Aspek transaksi keuangan pun diusahakan tidak melanggar aturan syariat dan menghindari riba (bunga), maysir (judi dan spekulasi), serta gharar (ketidakpastian). 

Di perencanaan keuangan syariah juga dikenal sistem pinjam meminjam alias utang. Hanya saja, dalam aktivitas ini, tidak diperkenankan melakukan praktik riba atau mencari untung dari bunga utang. Riba, menurut Rakhmi, bukan semata mengambil keuntungan bunga investasi. 

Sesuatu yang disebut riba bisa juga karena tindakan melakukan pertukaran barang yang tidak setara nilainya. Misalnya, melakukan pertukaran atau barter gandum dengan gandum.
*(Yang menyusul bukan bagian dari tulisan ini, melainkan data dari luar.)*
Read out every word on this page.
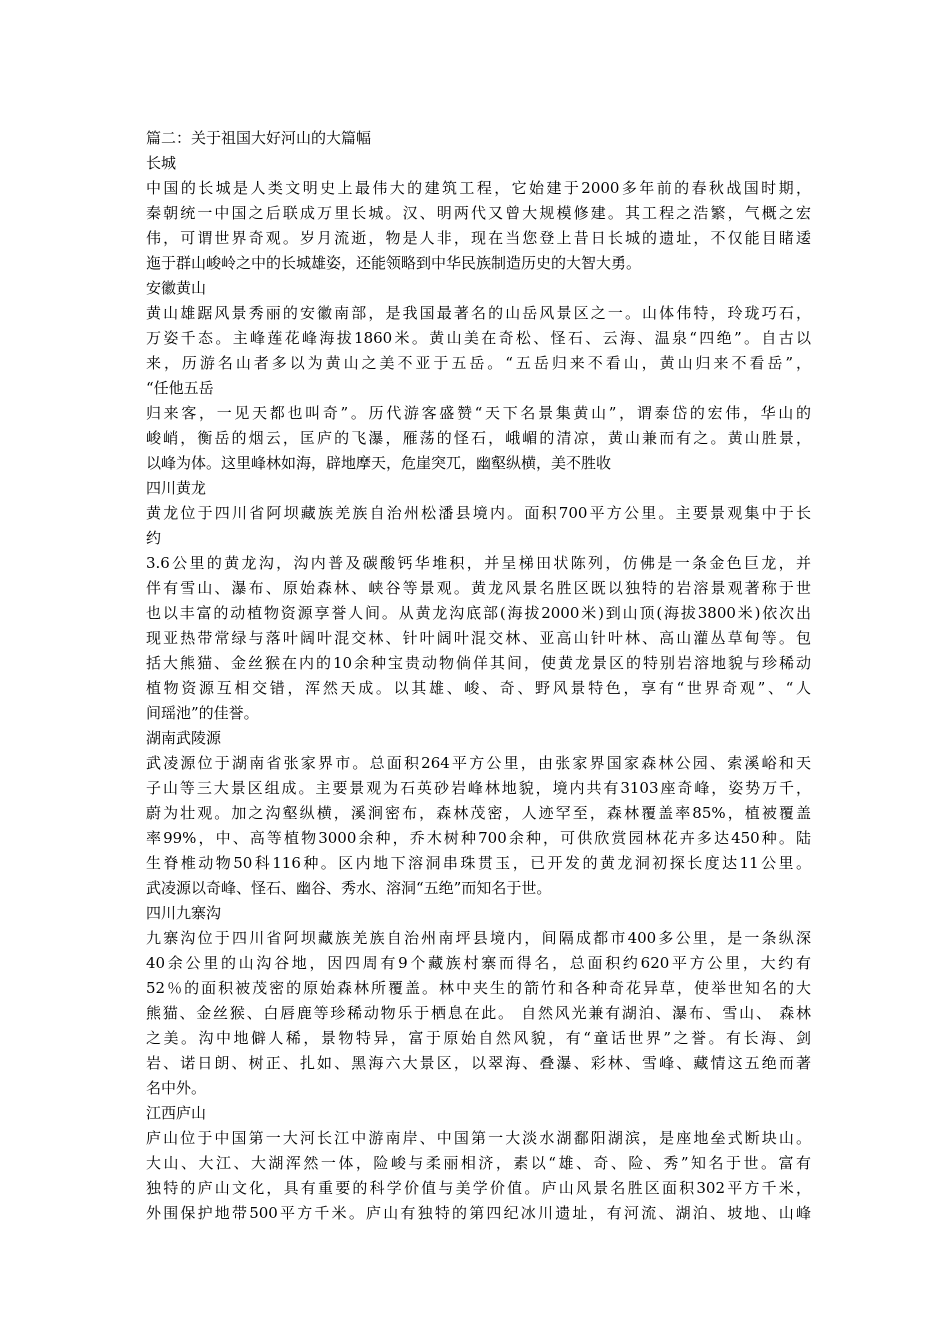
篇二：关于祖国大好河山的大篇幅
长城
中国的长城是人类文明史上最伟大的建筑工程，它始建于2000多年前的春秋战国时期，
秦朝统一中国之后联成万里长城。汉、明两代又曾大规模修建。其工程之浩繁，气概之宏
伟，可谓世界奇观。岁月流逝，物是人非，现在当您登上昔日长城的遗址，不仅能目睹逶
迤于群山峻岭之中的长城雄姿，还能领略到中华民族制造历史的大智大勇。
安徽黄山
黄山雄踞风景秀丽的安徽南部，是我国最著名的山岳风景区之一。山体伟特，玲珑巧石，
万姿千态。主峰莲花峰海拔1860米。黄山美在奇松、怪石、云海、温泉“四绝”。自古以
来，历游名山者多以为黄山之美不亚于五岳。“五岳归来不看山，黄山归来不看岳”，
“任他五岳
归来客，一见天都也叫奇”。历代游客盛赞“天下名景集黄山”，谓泰岱的宏伟，华山的
峻峭，衡岳的烟云，匡庐的飞瀑，雁荡的怪石，峨嵋的清凉，黄山兼而有之。黄山胜景，
以峰为体。这里峰林如海，辟地摩天，危崖突兀，幽壑纵横，美不胜收
四川黄龙
黄龙位于四川省阿坝藏族羌族自治州松潘县境内。面积700平方公里。主要景观集中于长
约
3.6公里的黄龙沟，沟内普及碳酸钙华堆积，并呈梯田状陈列，仿佛是一条金色巨龙，并
伴有雪山、瀑布、原始森林、峡谷等景观。黄龙风景名胜区既以独特的岩溶景观著称于世
也以丰富的动植物资源享誉人间。从黄龙沟底部(海拔2000米)到山顶(海拔3800米)依次出
现亚热带常绿与落叶阔叶混交林、针叶阔叶混交林、亚高山针叶林、高山灌丛草甸等。包
括大熊猫、金丝猴在内的10余种宝贵动物倘佯其间，使黄龙景区的特别岩溶地貌与珍稀动
植物资源互相交错，浑然天成。以其雄、峻、奇、野风景特色，享有“世界奇观”、“人
间瑶池”的佳誉。
湖南武陵源
武凌源位于湖南省张家界市。总面积264平方公里，由张家界国家森林公园、索溪峪和天
子山等三大景区组成。主要景观为石英砂岩峰林地貌，境内共有3103座奇峰，姿势万千，
蔚为壮观。加之沟壑纵横，溪涧密布，森林茂密，人迹罕至，森林覆盖率85%，植被覆盖
率99%，中、高等植物3000余种，乔木树种700余种，可供欣赏园林花卉多达450种。陆
生脊椎动物50科116种。区内地下溶洞串珠贯玉，已开发的黄龙洞初探长度达11公里。
武凌源以奇峰、怪石、幽谷、秀水、溶洞“五绝”而知名于世。
四川九寨沟
九寨沟位于四川省阿坝藏族羌族自治州南坪县境内，间隔成都市400多公里，是一条纵深
40余公里的山沟谷地，因四周有9个藏族村寨而得名，总面积约620平方公里，大约有
52％的面积被茂密的原始森林所覆盖。林中夹生的箭竹和各种奇花异草，使举世知名的大
熊猫、金丝猴、白唇鹿等珍稀动物乐于栖息在此。 自然风光兼有湖泊、瀑布、雪山、 森林
之美。沟中地僻人稀，景物特异，富于原始自然风貌，有“童话世界”之誉。有长海、剑
岩、诺日朗、树正、扎如、黑海六大景区，以翠海、叠瀑、彩林、雪峰、藏情这五绝而著
名中外。
江西庐山
庐山位于中国第一大河长江中游南岸、中国第一大淡水湖鄱阳湖滨，是座地垒式断块山。
大山、大江、大湖浑然一体，险峻与柔丽相济，素以“雄、奇、险、秀”知名于世。富有
独特的庐山文化，具有重要的科学价值与美学价值。庐山风景名胜区面积302平方千米，
外围保护地带500平方千米。庐山有独特的第四纪冰川遗址，有河流、湖泊、坡地、山峰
Meski dua gandum yang akan dibarter beratnya sama-sama 1 kilogram, tapi kedua gandum itu kualitasnya bisa saja berbeda. 

"Intinya, prinsip di perencanaan keuangan syariah yang utama bukan hanya sekadar bunga atau keridhaan seseorang, tetapi bagaimana caranya setiap pihak merasa adil," papar Rakhmi.

Berutang

 Berutang menurut konsep syariah, timpal Mike, harus ada objeknya. Nah, jika objeknya aset, konsep yang digunakan adalah jual beli. Contoh, Anda berutang ke salah satu pihak untuk membeli rumah seharga Rp 100 juta. 
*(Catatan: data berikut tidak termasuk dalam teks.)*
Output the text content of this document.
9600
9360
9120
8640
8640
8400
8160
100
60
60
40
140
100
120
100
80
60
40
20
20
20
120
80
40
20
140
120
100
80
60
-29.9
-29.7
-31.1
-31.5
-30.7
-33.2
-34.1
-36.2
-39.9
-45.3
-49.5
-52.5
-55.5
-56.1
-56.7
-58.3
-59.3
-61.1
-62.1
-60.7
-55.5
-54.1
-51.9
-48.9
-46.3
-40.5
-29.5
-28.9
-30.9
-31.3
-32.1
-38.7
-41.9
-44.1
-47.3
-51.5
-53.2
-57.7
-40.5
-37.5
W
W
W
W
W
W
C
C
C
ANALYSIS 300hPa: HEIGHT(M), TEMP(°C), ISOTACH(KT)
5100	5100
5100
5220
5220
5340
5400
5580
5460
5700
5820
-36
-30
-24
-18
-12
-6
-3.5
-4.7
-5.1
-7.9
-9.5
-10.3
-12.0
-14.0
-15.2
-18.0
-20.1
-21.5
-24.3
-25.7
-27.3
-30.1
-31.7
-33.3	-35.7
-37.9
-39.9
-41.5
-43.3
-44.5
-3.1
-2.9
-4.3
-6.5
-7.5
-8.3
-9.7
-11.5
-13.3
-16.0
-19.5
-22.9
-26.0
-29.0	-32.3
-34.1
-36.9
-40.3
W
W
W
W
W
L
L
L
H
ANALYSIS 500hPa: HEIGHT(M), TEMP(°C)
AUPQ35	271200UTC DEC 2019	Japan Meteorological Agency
Hal ini bisa diasumsikan, pihak itulah yang menjual rumah ke Anda. Karena itu, pihak yang memberikan pinjaman tadi berhak mendapat marjin dari hasil menjual rumah ke Anda. 

"Kalau harganya Rp 120 juta, Anda cuma diwajibkan membayar utang sebesar itu. Nah, ini bukan riba karena menganut unsur jual beli," jelas Mike. 
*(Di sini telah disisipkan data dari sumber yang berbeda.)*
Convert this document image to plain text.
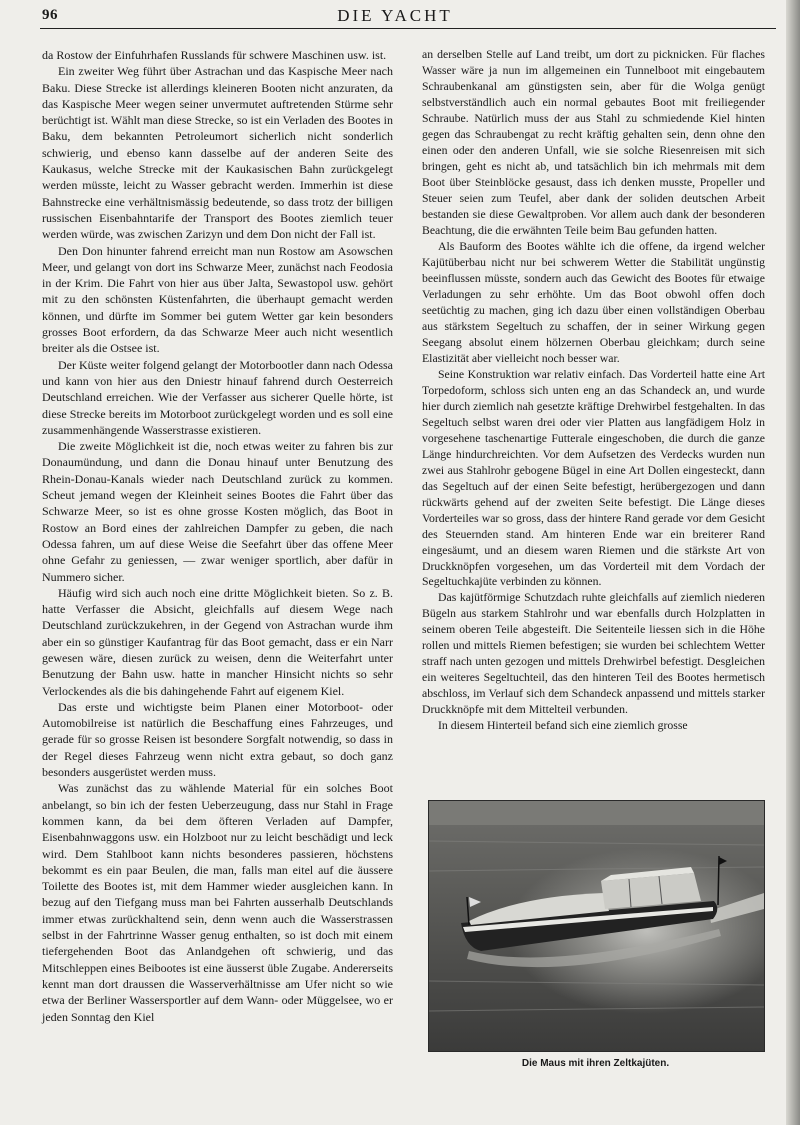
96	DIE YACHT

da Rostow der Einfuhrhafen Russlands für schwere Maschinen usw. ist.

Ein zweiter Weg führt über Astrachan und das Kaspische Meer nach Baku. Diese Strecke ist allerdings kleineren Booten nicht anzuraten, da das Kaspische Meer wegen seiner unvermutet auftretenden Stürme sehr berüchtigt ist. Wählt man diese Strecke, so ist ein Verladen des Bootes in Baku, dem bekannten Petroleumort sicherlich nicht sonderlich schwierig, und ebenso kann dasselbe auf der anderen Seite des Kaukasus, welche Strecke mit der Kaukasischen Bahn zurückgelegt werden müsste, leicht zu Wasser gebracht werden. Immerhin ist diese Bahnstrecke eine verhältnismässig bedeutende, so dass trotz der billigen russischen Eisenbahntarife der Transport des Bootes ziemlich teuer werden würde, was zwischen Zarizyn und dem Don nicht der Fall ist.

Den Don hinunter fahrend erreicht man nun Rostow am Asowschen Meer, und gelangt von dort ins Schwarze Meer, zunächst nach Feodosia in der Krim. Die Fahrt von hier aus über Jalta, Sewastopol usw. gehört mit zu den schönsten Küstenfahrten, die überhaupt gemacht werden können, und dürfte im Sommer bei gutem Wetter gar kein besonders grosses Boot erfordern, da das Schwarze Meer auch nicht wesentlich breiter als die Ostsee ist.

Der Küste weiter folgend gelangt der Motorbootler dann nach Odessa und kann von hier aus den Dniestr hinauf fahrend durch Oesterreich Deutschland erreichen. Wie der Verfasser aus sicherer Quelle hörte, ist diese Strecke bereits im Motorboot zurückgelegt worden und es soll eine zusammenhängende Wasserstrasse existieren.

Die zweite Möglichkeit ist die, noch etwas weiter zu fahren bis zur Donaumündung, und dann die Donau hinauf unter Benutzung des Rhein-Donau-Kanals wieder nach Deutschland zurück zu kommen. Scheut jemand wegen der Kleinheit seines Bootes die Fahrt über das Schwarze Meer, so ist es ohne grosse Kosten möglich, das Boot in Rostow an Bord eines der zahlreichen Dampfer zu geben, die nach Odessa fahren, um auf diese Weise die Seefahrt über das offene Meer ohne Gefahr zu geniessen, — zwar weniger sportlich, aber dafür in Nummero sicher.

Häufig wird sich auch noch eine dritte Möglichkeit bieten. So z. B. hatte Verfasser die Absicht, gleichfalls auf diesem Wege nach Deutschland zurückzukehren, in der Gegend von Astrachan wurde ihm aber ein so günstiger Kaufantrag für das Boot gemacht, dass er ein Narr gewesen wäre, diesen zurück zu weisen, denn die Weiterfahrt unter Benutzung der Bahn usw. hatte in mancher Hinsicht nichts so sehr Verlockendes als die bis dahingehende Fahrt auf eigenem Kiel.

Das erste und wichtigste beim Planen einer Motorboot- oder Automobilreise ist natürlich die Beschaffung eines Fahrzeuges, und gerade für so grosse Reisen ist besondere Sorgfalt notwendig, so dass in der Regel dieses Fahrzeug wenn nicht extra gebaut, so doch ganz besonders ausgerüstet werden muss.

Was zunächst das zu wählende Material für ein solches Boot anbelangt, so bin ich der festen Ueberzeugung, dass nur Stahl in Frage kommen kann, da bei dem öfteren Verladen auf Dampfer, Eisenbahnwaggons usw. ein Holzboot nur zu leicht beschädigt und leck wird. Dem Stahlboot kann nichts besonderes passieren, höchstens bekommt es ein paar Beulen, die man, falls man eitel auf die äussere Toilette des Bootes ist, mit dem Hammer wieder ausgleichen kann. In bezug auf den Tiefgang muss man bei Fahrten ausserhalb Deutschlands immer etwas zurückhaltend sein, denn wenn auch die Wasserstrassen selbst in der Fahrtrinne Wasser genug enthalten, so ist doch mit einem tiefergehenden Boot das Anlandgehen oft schwierig, und das Mitschleppen eines Beibootes ist eine äusserst üble Zugabe. Andererseits kennt man dort draussen die Wasserverhältnisse am Ufer nicht so wie etwa der Berliner Wassersportler auf dem Wann- oder Müggelsee, wo er jeden Sonntag den Kiel

an derselben Stelle auf Land treibt, um dort zu picknicken. Für flaches Wasser wäre ja nun im allgemeinen ein Tunnelboot mit eingebautem Schraubenkanal am günstigsten sein, aber für die Wolga genügt selbstverständlich auch ein normal gebautes Boot mit freiliegender Schraube. Natürlich muss der aus Stahl zu schmiedende Kiel hinten gegen das Schraubengat zu recht kräftig gehalten sein, denn ohne den einen oder den anderen Unfall, wie sie solche Riesenreisen mit sich bringen, geht es nicht ab, und tatsächlich bin ich mehrmals mit dem Boot über Steinblöcke gesaust, dass ich denken musste, Propeller und Steuer seien zum Teufel, aber dank der soliden deutschen Arbeit bestanden sie diese Gewaltproben. Vor allem auch dank der besonderen Beachtung, die die erwähnten Teile beim Bau gefunden hatten.

Als Bauform des Bootes wählte ich die offene, da irgend welcher Kajütüberbau nicht nur bei schwerem Wetter die Stabilität ungünstig beeinflussen müsste, sondern auch das Gewicht des Bootes für etwaige Verladungen zu sehr erhöhte. Um das Boot obwohl offen doch seetüchtig zu machen, ging ich dazu über einen vollständigen Oberbau aus stärkstem Segeltuch zu schaffen, der in seiner Wirkung gegen Seegang absolut einem hölzernen Oberbau gleichkam; durch seine Elastizität aber vielleicht noch besser war.

Seine Konstruktion war relativ einfach. Das Vorderteil hatte eine Art Torpedoform, schloss sich unten eng an das Schandeck an, und wurde hier durch ziemlich nah gesetzte kräftige Drehwirbel festgehalten. In das Segeltuch selbst waren drei oder vier Platten aus langfädigem Holz in vorgesehene taschenartige Futterale eingeschoben, die durch die ganze Länge hindurchreichten. Vor dem Aufsetzen des Verdecks wurden nun zwei aus Stahlrohr gebogene Bügel in eine Art Dollen eingesteckt, dann das Segeltuch auf der einen Seite befestigt, herübergezogen und dann rückwärts gehend auf der zweiten Seite befestigt. Die Länge dieses Vorderteiles war so gross, dass der hintere Rand gerade vor dem Gesicht des Steuernden stand. Am hinteren Ende war ein breiterer Rand eingesäumt, und an diesem waren Riemen und die stärkste Art von Druckknöpfen vorgesehen, um das Vorderteil mit dem Vordach der Segeltuchkajüte verbinden zu können.

Das kajütförmige Schutzdach ruhte gleichfalls auf ziemlich niederen Bügeln aus starkem Stahlrohr und war ebenfalls durch Holzplatten in seinem oberen Teile abgesteift. Die Seitenteile liessen sich in die Höhe rollen und mittels Riemen befestigen; sie wurden bei schlechtem Wetter straff nach unten gezogen und mittels Drehwirbel befestigt. Desgleichen ein weiteres Segeltuchteil, das den hinteren Teil des Bootes hermetisch abschloss, im Verlauf sich dem Schandeck anpassend und mittels starker Druckknöpfe mit dem Mittelteil verbunden.

In diesem Hinterteil befand sich eine ziemlich grosse

Die Maus mit ihren Zeltkajüten.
Jika pinjam meminjam objeknya usaha, konsep yang dipakai adalah bagi hasil. Misal, Anda punya usaha dan butuh pendanaan yang berasal dari pinjaman. Maka lazimnya, keuntungan pemberi pinjaman berasal dari bagi hasil kegiatan usaha. 

Baca Juga: Menabung di Bank Bukan Sekadar Memburu Perasaan Aman

"Prosentase pembagiannya bergantung kesepakatan kedua pihak. Kalau untung dibagi, kalau rugi juga harus ditanggung bersama," kata Mike. 

Dengan begitu, tambah Mike, sistem pinjam meminjam uang berdasarkan konsep syariah tidak lagi memakai bunga atau riba, tapi berdasarkan konsep syariah, yaitu bagi hasil. Pengeluaran yang merujuk konsep perencanaan keuangan syariah juga harus dilakukan secara baik dan halal. 

Yang utama harus dilakukan ketika memanfaatkan pengeluaran adalah, mengalokasikan dana untuk tabungan yang sifatnya tujuan ukhrowi (akhirat). Antara lain, zakat, sedekah, dan amal. 

Baca Juga: Berencana Beli Hunian di Luar Negeri, Ini yang Harus Dipertimbangkan

"Pergi haji, umroh, dan berkurban juga termasuk tabungan ukhrowi," ujar Mike. Setelah mengutamakan tabungan ukhrowi, barulah kita disarankan mengalokasikan pendapatan untuk pengeluaran yang sifatnya duniawi. Semisal, tabungan pensiun, pendidikan anak, dan anak menikah. 

"Total persentase untuk alokasi tabungan duniawi dan ukhrowi 30% yang di dalamnya 2,5% untuk zakat. Sisanya 70% untuk kebutuhan sehari-hari dan bayar utang," kata Mike. 

Jadi, perencanaan keuangan syariah senantiasa diletakkan pada prinsip halal dan barokah serta berorientasi kepentingan dunia dan akhirat.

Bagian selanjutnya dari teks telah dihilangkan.